Seeing my narrow-eyed look, he laughs again. He kisses my neck and jaw, chuckling against my skin, his stubble tickling me. “It was this ripe peach that did it,” he murmurs, squeezing my butt again. “You walked away from me and my dick got so fucking hard watching this ass sway that I had to go into the café’s restroom and jerk myself off.”

I shove at his chest. “That’s a bald-faced lie!”

“No, sweetheart. It’s the God’s honest truth.”

He kisses me, his mouth hard and demanding, his heart crashing against my breasts. Then he rolls off me, flicks on the lamp on the nightstand, and stands at the side of the bed looking down.

“Tell me what I did to you in your fantasy,” he says in a low, urgent voice, shucking off his jacket and tossing it carelessly aside. “Tell me exactly what I did.”

He whips off his shirt while I stare at him, feeling electrocuted.

And scared as shit.

I swallow and try not to hyperventilate as I watch him kick off his shoes, peel off his socks, unbuckle his belt, and rip off his trousers. If there’s a speed record for undressing, he’s about to break it.

Then he’s standing there in all his glory wearing only a pair of black briefs. An enormous bulge distends the front.

The sight of his gorgeous body must be crossing all the wires in my brain, because I say, “You fucked me like you owned me, body and soul.”

Without breaking eye contact with me, he palms his erection, squeezing it through his briefs then stroking his hand up and down the length. “Go on.”

His voice is controlled but strain shows on his face. His muscles are all tensed, as if he’s restraining himself from lunging.

Heat blooms over my skin, prickling all the tiny hairs on my body. A fine tremor runs through my stomach. I lie motionless on my back, watching this aroused, beautiful man fight himself not to pounce on me, and feel more powerful than I have in my life.

“You were on top of me. Fucking me. Hard.”

His jaw muscles flex. He slides his hand under the elastic waistband of his briefs and grasps his jutting erection. Even surrounded by his big hand, it looks huge.

My voice comes out breathy. “You fucked me like that until I was about to come, then you flipped me over and put me on my knees and fucked me from behind.”

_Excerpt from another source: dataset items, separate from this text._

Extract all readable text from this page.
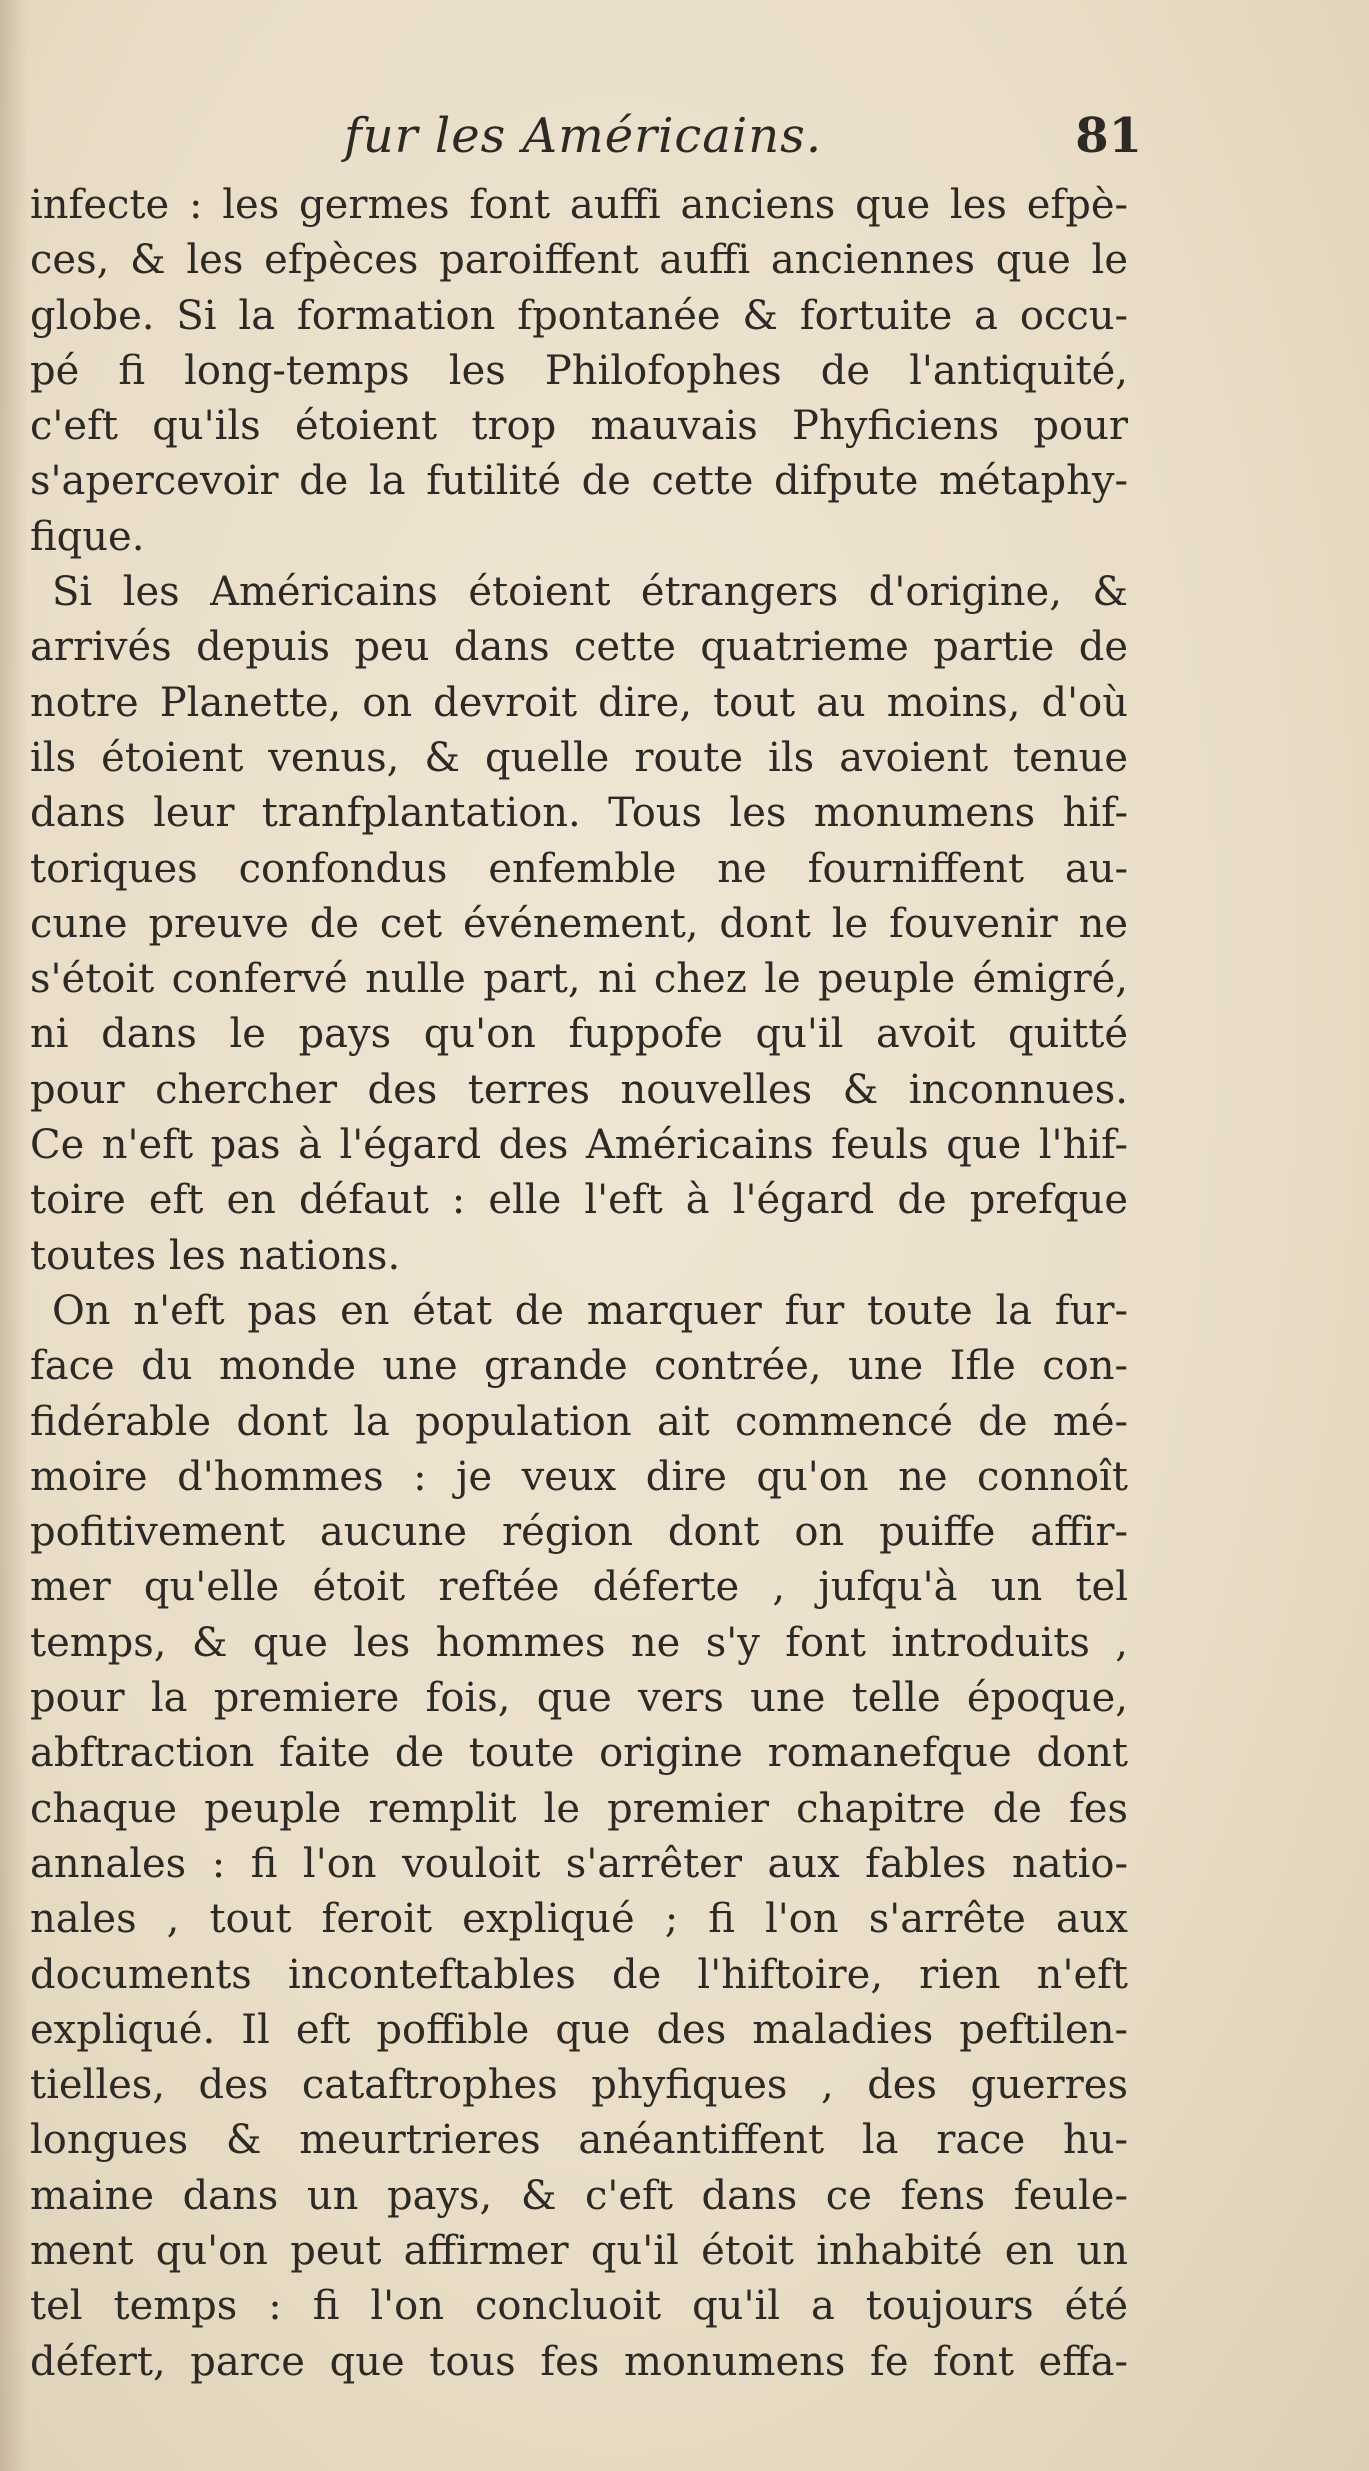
fur les Américains.	81
infecte : les germes font auffi anciens que les efpè-
ces, & les efpèces paroiffent auffi anciennes que le
globe. Si la formation fpontanée & fortuite a occu-
pé fi long-temps les Philofophes de l'antiquité,
c'eft qu'ils étoient trop mauvais Phyficiens pour
s'apercevoir de la futilité de cette difpute métaphy-
fique.
Si les Américains étoient étrangers d'origine, &
arrivés depuis peu dans cette quatrieme partie de
notre Planette, on devroit dire, tout au moins, d'où
ils étoient venus, & quelle route ils avoient tenue
dans leur tranfplantation. Tous les monumens hif-
toriques confondus enfemble ne fourniffent au-
cune preuve de cet événement, dont le fouvenir ne
s'étoit confervé nulle part, ni chez le peuple émigré,
ni dans le pays qu'on fuppofe qu'il avoit quitté
pour chercher des terres nouvelles & inconnues.
Ce n'eft pas à l'égard des Américains feuls que l'hif-
toire eft en défaut : elle l'eft à l'égard de prefque
toutes les nations.
On n'eft pas en état de marquer fur toute la fur-
face du monde une grande contrée, une Ifle con-
fidérable dont la population ait commencé de mé-
moire d'hommes : je veux dire qu'on ne connoît
pofitivement aucune région dont on puiffe affir-
mer qu'elle étoit reftée déferte , jufqu'à un tel
temps, & que les hommes ne s'y font introduits ,
pour la premiere fois, que vers une telle époque,
abftraction faite de toute origine romanefque dont
chaque peuple remplit le premier chapitre de fes
annales : fi l'on vouloit s'arrêter aux fables natio-
nales , tout feroit expliqué ; fi l'on s'arrête aux
documents inconteftables de l'hiftoire, rien n'eft
expliqué. Il eft poffible que des maladies peftilen-
tielles, des cataftrophes phyfiques , des guerres
longues & meurtrieres anéantiffent la race hu-
maine dans un pays, & c'eft dans ce fens feule-
ment qu'on peut affirmer qu'il étoit inhabité en un
tel temps : fi l'on concluoit qu'il a toujours été
défert, parce que tous fes monumens fe font effa-
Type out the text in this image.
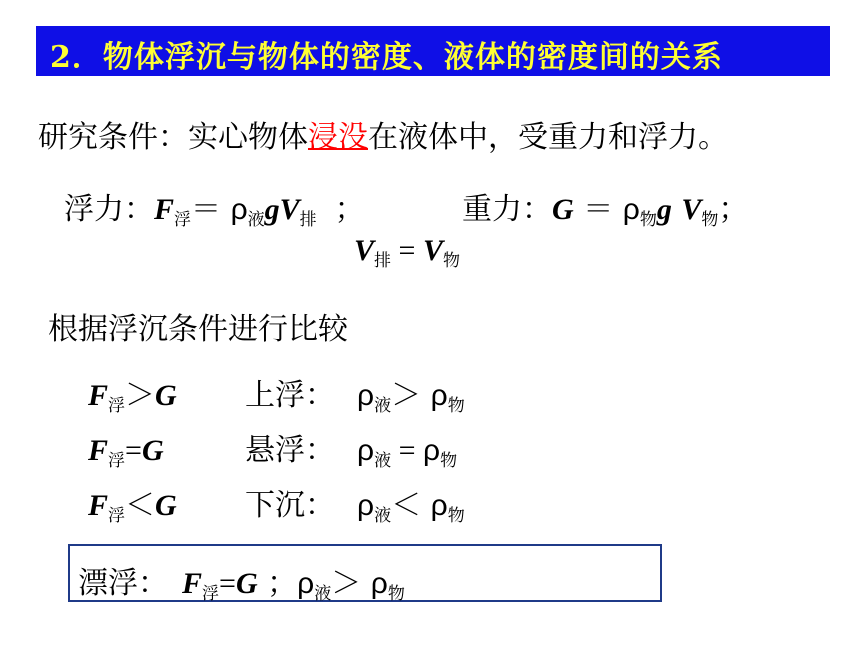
2．物体浮沉与物体的密度、液体的密度间的关系
研究条件：实心物体浸没在液体中，受重力和浮力。
浮力：$F_浮= \rho_液gV_排$ ；	重力：$G = \rho_物g$ $V_物$；
$V_排 = V_物$
根据浮沉条件进行比较
$F_浮>G$ 上浮： $\rho_液> \rho_物$
$F_浮=G$	悬浮： $\rho_液 = \rho_物$
$F_浮<G$ 下沉： $\rho_液< \rho_物$
漂浮： $F_浮=G$ ；$\rho_液> \rho_物$
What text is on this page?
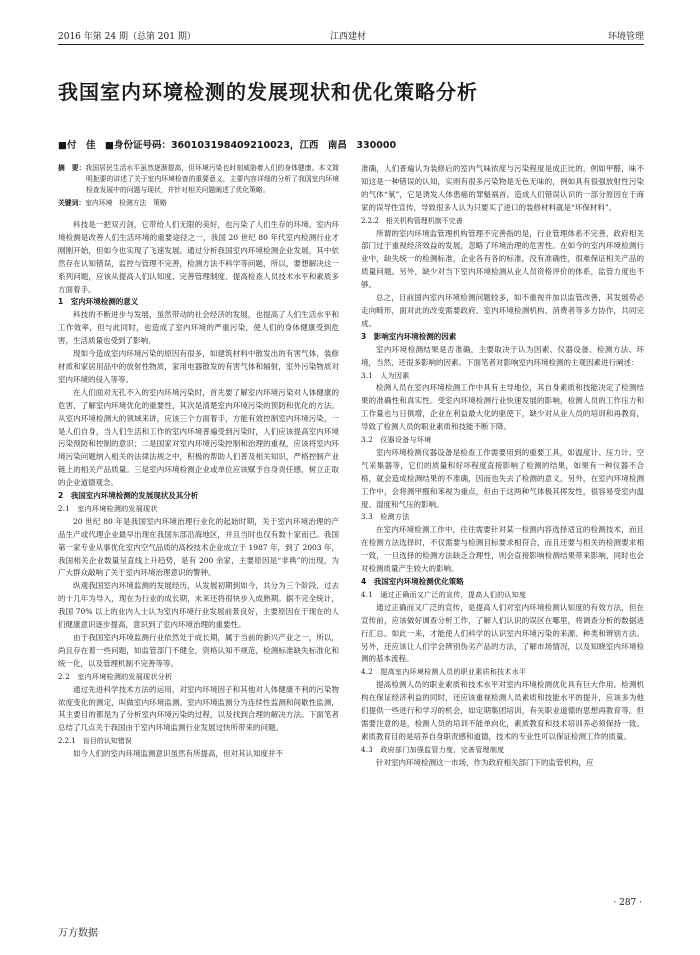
2016 年第 24 期（总第 201 期）	江西建材	环境管理
我国室内环境检测的发展现状和优化策略分析
■付　佳　■身份证号码：360103198409210023，江西　南昌　330000

摘　要：我国居民生活水平虽然逐渐提高，但环境污染也时刻威胁着人们的身体健康。本文简明扼要的讲述了关于室内环境检查的重要意义，主要内容详细的分析了我国室内环境检查发展中的问题与现状，并针对相关问题阐述了优化策略。

关键词：室内环境　检测方法　策略

科技是一把双刃剑，它带给人们无限的美好，也污染了人们生存的环境。室内环境检测是改善人们生活环境的重要途径之一，我国 20 世纪 80 年代室内检测行业才刚刚开始，但如今也实现了飞速发展。通过分析我国室内环境检测企业发展，其中依然存在认知错误，监控与管理不完善，检测方法不科学等问题，所以，要想解决这一系列问题，应该从提高人们认知度、完善管理制度、提高检查人员技术水平和素质多方面着手。

1　室内环境检测的意义

科技的不断进步与发展，虽然带动的社会经济的发展，也提高了人们生活水平和工作效率，但与此同时，也造成了室内环境的严重污染，使人们的身体健康受到危害，生活质量也受到了影响。

现如今造成室内环境污染的原因有很多，如建筑材料中散发出的有害气体，装修材质和家居用品中的放射性物质，家用电器散发的有害气体和辐射，室外污染物质对室内环境的侵入等等。

在人们面对无孔不入的室内环境污染时，首先要了解室内环境污染对人体健康的危害，了解室内环境优化的重要性，其次是清楚室内环境污染的预防和优化的方法。从室内环境检测大的领域来讲，应该三个方面着手，方能有效控制室内环境污染，一是人们自身，当人们生活和工作的室内环境普遍受到污染时，人们应该提高室内环境污染预防和控制的意识；二是国家对室内环境污染控制和治理的重视，应该将室内环境污染问题纳入相关的法律法规之中，积极的帮助人们普及相关知识，严格控制产业链上的相关产品质量。三是室内环境检测企业或单位应该赋予自身责任感，树立正取的企业道德观念。

2　我国室内环境检测的发展现状及其分析
2.1　室内环境检测的发展现状

20 世纪 80 年是我国室内环境治理行业化的起始时期，关于室内环境治理的产品生产或代理企业最早出现在我国东部沿海地区，并且当时也仅有数十家而已。我国第一家专业从事优化室内空气品质的高校技术企业成立于 1987 年，到了 2003 年，我国相关企业数量呈直线上升趋势，是有 200 余家，主要原因是“非典”的出现，为广大群众敲响了关于室内环境治理意识的警钟。

纵观我国室内环境监测的发展经历，从发展初期到如今，共分为三个阶段，过去的十几年为导入，现在为行业的成长期，未来还将很快步入成熟期。据不完全统计，我国 70% 以上的业内人士认为室内环境行业发展前景良好，主要原因在于现在的人们健康意识逐步提高，意识到了室内环境治理的重要性。

由于我国室内环境监测行业依然处于成长期，属于当前的新兴产业之一，所以，尚且存在着一些问题，如监管部门不健全，资格认知不规范，检测标准缺失标准化和统一化，以及管理机制不完善等等。

2.2　室内环境检测的发展现状分析

通过先进科学技术方法的运用，对室内环境因子和其他对人体健康不利的污染物浓度变化的测定，叫做室内环境监测。室内环境监测分为连续性监测和间歇性监测，其主要目的都是为了分析室内环境污染的过程，以及找到合理的解决方法。下面笔者总结了几点关于我国由于室内环境监测行业发展过快所带来的问题。

2.2.1　盲目的认知错误

如今人们的室内环境监测意识虽然有所提高，但对其认知度并不

准确，人们普遍认为装修后的室内气味浓度与污染程度是成正比的，例如甲醛，味不知这是一种错误的认知，实则有很多污染物是无色无味的，例如具有很强放射性污染的气体“氡”，它是诱发人体患癌的罪魁祸首。造成人们错误认识的一部分原因在于商家的误导性宣传，导致很多人认为只要买了进口的装修材料就是“环保材料”。

2.2.2　相关机构管理机制不完善

所谓的室内环境监管理机构管理不完善指的是，行业管理体系不完善，政府相关部门过于重视经济效益的发展，忽略了环境治理的危害性。在如今的室内环境检测行业中，缺失统一的检测标准，企业各有各的标准，没有准确性，很难保证相关产品的质量问题。另外，缺少对当下室内环境检测从业人员资格评价的体系，监管力度也不够。

总之，目前国内室内环境检测问题较多，如不重视并加以监管改善，其发展势必走向畸形，面对此的改变需要政府、室内环境检测机构、消费者等多方协作，共同完成。

3　影响室内环境检测的因素

室内环境检测结果是否准确，主要取决于认为因素、仪器设备、检测方法、环境，当然，还很多影响的因素。下面笔者对影响室内环境检测的主观因素进行阐述：

3.1　人为因素

检测人员在室内环境检测工作中具有主导地位，其自身素质和技能决定了检测结果的准确性和真实性。受室内环境检测行业快速发展的影响，检测人员的工作压力和工作量也与日俱增，企业在利益最大化的驱使下，缺少对从业人员的培训和再教育，导致了检测人员的职业素质和技能不断下降。

3.2　仪器设备与环境

室内环境检测仪器设备是检查工作需要用到的重要工具，如温度计、压力计、空气采集器等，它们的质量和好坏程度直接影响了检测的结果，如果有一种仪器不合格，就会造成检测结果的不准确，因而也失去了检测的意义。另外，在室内环境检测工作中，会将测甲醛和苯视为重点，但由于这两种气体极其挥发性，很容易受室内温度、湿度和气压的影响。

3.3　检测方法

在室内环境检测工作中，往往需要针对某一检测内容选择适宜的检测技术，而且在检测方法选择时，不仅需要与检测目标要求相符合，而且还要与相关的检测要求相一致，一旦选择的检测方法缺乏合理性，则会直接影响检测结果带来影响，同时也会对检测质量产生较大的影响。

4　我国室内环境检测优化策略
4.1　通过正确而又广泛的宣传，提高人们的认知度

通过正确而又广泛的宣传，是提高人们对室内环境检测认知度的有效方法，但在宣传前，应该做好调查分析工作，了解人们认识的误区在哪里，将调查分析的数据进行汇总。如此一来，才能使人们科学的认识室内环境污染的来源、种类和辨别方法。另外，还应该让人们学会辨别伪劣产品的方法，了解市场情况，以及知晓室内环境检测的基本流程。

4.2　提高室内环境检测人员的职业素质和技术水平

提高检测人员的职业素质和技术水平对室内环境检测优化具有巨大作用。检测机构在保证经济利益的同时，还应该重视检测人员素质和技能水平的提升，应该多为他们提供一些进行和学习的机会，如定期集团培训，有关职业道德的思想再教育等。但需要注意的是，检测人员的培训不能单向化，素质教育和技术培训养必须保持一致。素质教育目的是培养自身职责感和道德，技术的专业性可以保证检测工作的质量。

4.3　政府部门加强监管力度，完善管理制度

针对室内环境检测这一市场，作为政府相关部门下的监管机构，应

· 287 ·
万方数据
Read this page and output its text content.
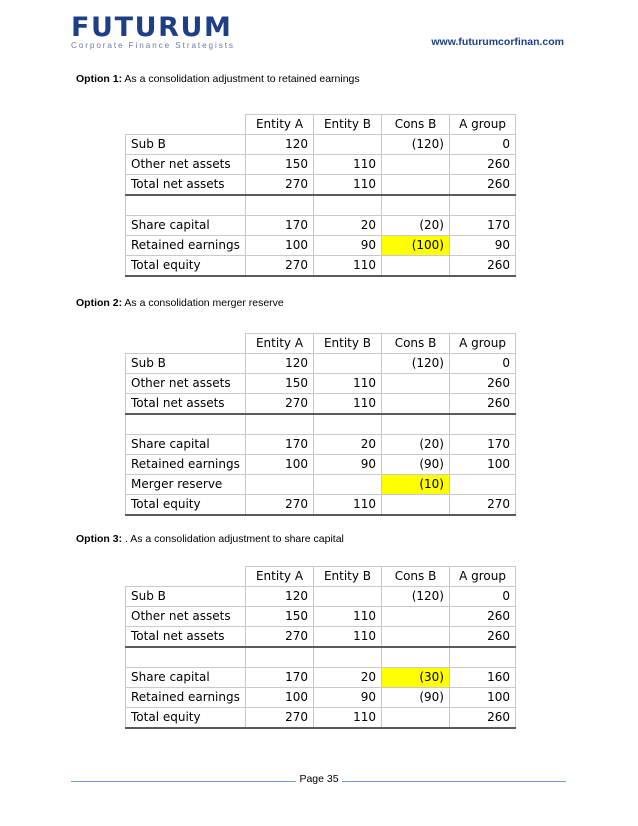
FUTURUM
Corporate Finance Strategists	www.futurumcorfinan.com
Option 1: As a consolidation adjustment to retained earnings
	Entity A	Entity B	Cons B	A group
Sub B	120		(120)	0
Other net assets	150	110		260
Total net assets	270	110		260

Share capital	170	20	(20)	170
Retained earnings	100	90	(100)	90
Total equity	270	110		260
Option 2: As a consolidation merger reserve
	Entity A	Entity B	Cons B	A group
Sub B	120		(120)	0
Other net assets	150	110		260
Total net assets	270	110		260

Share capital	170	20	(20)	170
Retained earnings	100	90	(90)	100
Merger reserve			(10)	
Total equity	270	110		270
Option 3: . As a consolidation adjustment to share capital
	Entity A	Entity B	Cons B	A group
Sub B	120		(120)	0
Other net assets	150	110		260
Total net assets	270	110		260

Share capital	170	20	(30)	160
Retained earnings	100	90	(90)	100
Total equity	270	110		260
Page 35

He begins to stroke his bare cock, running his hand up and down the shaft, thick and veined. All the veins in his arms are standing out, too, and so is one in his neck that’s throbbing.

“Then you spanked me, over and over as you fucked me, until I came, screaming into the pillow.”

He says sharply, “You said you’d never been spanked before.”

“I hadn’t.”

“But you fantasized about me doing it?”

“Yes.”

His eyelids drift lower. His hand moves faster. He stands still, stroking himself, watching me, his chest moving erratically up and down.

The cotton T-shirt I wore to bed rubs against my hard nipples with every inhalation I take. I’m aware of a heaviness between my legs, a tingle quickly turning into an ache.

James commands, “Sit up,” and my heartbeat goes haywire.

I follow his instruction, folding my legs underneath me and waiting for his next command as I struggle to keep my breathing even.

With his free hand, he motions me forward. I crawl to the edge of the bed, then fold my legs underneath me again, looking up at him, my entire body trembling.

He says softly, “On your hands and knees.”

I exhale in a gust. Then I do as I’m told, acutely aware of every inch of skin on my body. My nerves are singing. My blood pounds through my veins.

Still stroking his erection, James moves closer to the edge of the bed until his cock is inches away from my face.

I can’t look away from it. My vision narrows to a tunnel, at the end of which is a huge, beautiful dick, standing proudly erect with a small bead of moisture welling at the slit in the crown.

James grasps my jaw in his free hand and forces me to look up at him.

His eyes are dark and wild.

He says gruffly, “You’re going to suck my cock and play with your pussy while I spank your ass, sweetheart. Are you ready?”

A thrill like terror blasts through me. But it’s not terror, it’s elation, the shock of how much I want this scorching through me like nuclear wind.

Quaking, I whisper, “I’m ready.”

My dark commander rewards me with a dangerous smile.